Poétique de la couture
Une œuvre en déplacement : aléas de l’intratextualité
29La réflexivité en jeu ici ne renvoie en effet nullement, à mes yeux, à une légitimation du « texte » poétique tel que purent l’entendre certaines théories textualistes dans les années soixante et soixante-dix. Elle renvoie à quelque chose qui y ressemble car il y va d’un tissu, mais ce tissu affiche le processus du tissage pendant la lecture, comme s’il tirait sa légitimité de s’inscrire dans un temps fait d’allers-retours à partir d’un présent toujours en cours, dont l’activité de couture me paraît en effet être une métaphore éclairante, puisqu’elle suppose un geste de retour en arrière pour que l’ouvrage puisse continuer, et invalide par là l’interprétation topique du texte comme maillage figé sur lui-même.

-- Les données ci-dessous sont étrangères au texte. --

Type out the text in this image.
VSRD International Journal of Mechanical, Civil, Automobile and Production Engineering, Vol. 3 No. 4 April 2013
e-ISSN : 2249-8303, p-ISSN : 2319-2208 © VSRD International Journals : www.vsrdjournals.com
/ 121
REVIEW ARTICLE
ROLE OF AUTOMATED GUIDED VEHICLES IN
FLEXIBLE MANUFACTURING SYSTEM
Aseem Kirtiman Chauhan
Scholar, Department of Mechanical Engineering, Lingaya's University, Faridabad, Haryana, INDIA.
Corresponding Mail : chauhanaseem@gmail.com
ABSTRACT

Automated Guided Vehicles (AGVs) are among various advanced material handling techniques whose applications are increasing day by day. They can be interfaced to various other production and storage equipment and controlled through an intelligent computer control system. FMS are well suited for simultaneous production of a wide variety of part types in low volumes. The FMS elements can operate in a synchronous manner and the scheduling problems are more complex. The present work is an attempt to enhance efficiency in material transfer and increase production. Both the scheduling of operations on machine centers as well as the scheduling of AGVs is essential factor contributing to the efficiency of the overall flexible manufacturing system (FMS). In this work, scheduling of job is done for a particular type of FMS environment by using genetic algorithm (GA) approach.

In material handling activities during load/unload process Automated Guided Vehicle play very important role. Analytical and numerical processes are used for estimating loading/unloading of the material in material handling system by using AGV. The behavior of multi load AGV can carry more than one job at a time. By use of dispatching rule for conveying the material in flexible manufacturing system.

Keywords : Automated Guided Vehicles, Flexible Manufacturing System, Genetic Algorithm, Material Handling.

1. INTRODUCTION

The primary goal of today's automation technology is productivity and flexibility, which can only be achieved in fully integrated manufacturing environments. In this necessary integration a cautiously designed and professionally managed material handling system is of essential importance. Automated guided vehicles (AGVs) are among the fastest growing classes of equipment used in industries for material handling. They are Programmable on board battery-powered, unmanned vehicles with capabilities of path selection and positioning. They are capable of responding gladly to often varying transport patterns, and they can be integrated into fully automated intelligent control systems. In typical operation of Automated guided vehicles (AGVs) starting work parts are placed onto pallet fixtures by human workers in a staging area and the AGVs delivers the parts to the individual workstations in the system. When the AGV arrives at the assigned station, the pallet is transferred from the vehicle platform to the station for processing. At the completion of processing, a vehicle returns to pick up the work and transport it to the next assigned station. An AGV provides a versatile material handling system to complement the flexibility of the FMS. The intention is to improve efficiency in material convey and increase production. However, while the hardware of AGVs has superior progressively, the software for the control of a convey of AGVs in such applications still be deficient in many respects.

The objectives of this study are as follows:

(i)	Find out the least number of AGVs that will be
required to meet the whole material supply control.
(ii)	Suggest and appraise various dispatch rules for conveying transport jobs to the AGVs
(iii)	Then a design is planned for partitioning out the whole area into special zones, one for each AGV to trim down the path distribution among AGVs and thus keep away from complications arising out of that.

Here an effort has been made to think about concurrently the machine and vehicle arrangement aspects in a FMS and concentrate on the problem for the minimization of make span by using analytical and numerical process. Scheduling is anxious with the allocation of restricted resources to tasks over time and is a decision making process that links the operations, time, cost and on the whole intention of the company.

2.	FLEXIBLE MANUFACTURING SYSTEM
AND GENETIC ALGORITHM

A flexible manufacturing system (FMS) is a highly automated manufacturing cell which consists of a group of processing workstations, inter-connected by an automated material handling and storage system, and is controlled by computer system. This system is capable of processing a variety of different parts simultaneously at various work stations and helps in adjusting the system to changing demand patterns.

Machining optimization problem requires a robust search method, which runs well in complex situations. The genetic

30Dans ce mouvement de refiguration de ce qui a été défiguré, que j’ai appelé recherche de la justesse, l’écriture de Vénus Khoury-Ghata retrouve en vérité le geste de coudre comme un mouvement de vie et de vitalisation. Deux modèles figuratifs traduisent un rapport ontologique à la couture dans la culture occidentale : celui des Parques, qui coupe, celui de Pénélope qui recommence incessamment l’ouvrage en le détissant. Si l’on a ce double archétype en tête, on peut admettre que le geste de détissage incessant correspond ici à l’arrachage des orties par la mère ; quant à la coupure, le destin littéraire du frère aimé en fut l’épreuve dramatique. Comment les surmonter ? Eh bien, pour la poète qui ne se résigne pas, en reprenant le fil ancien pour avancer.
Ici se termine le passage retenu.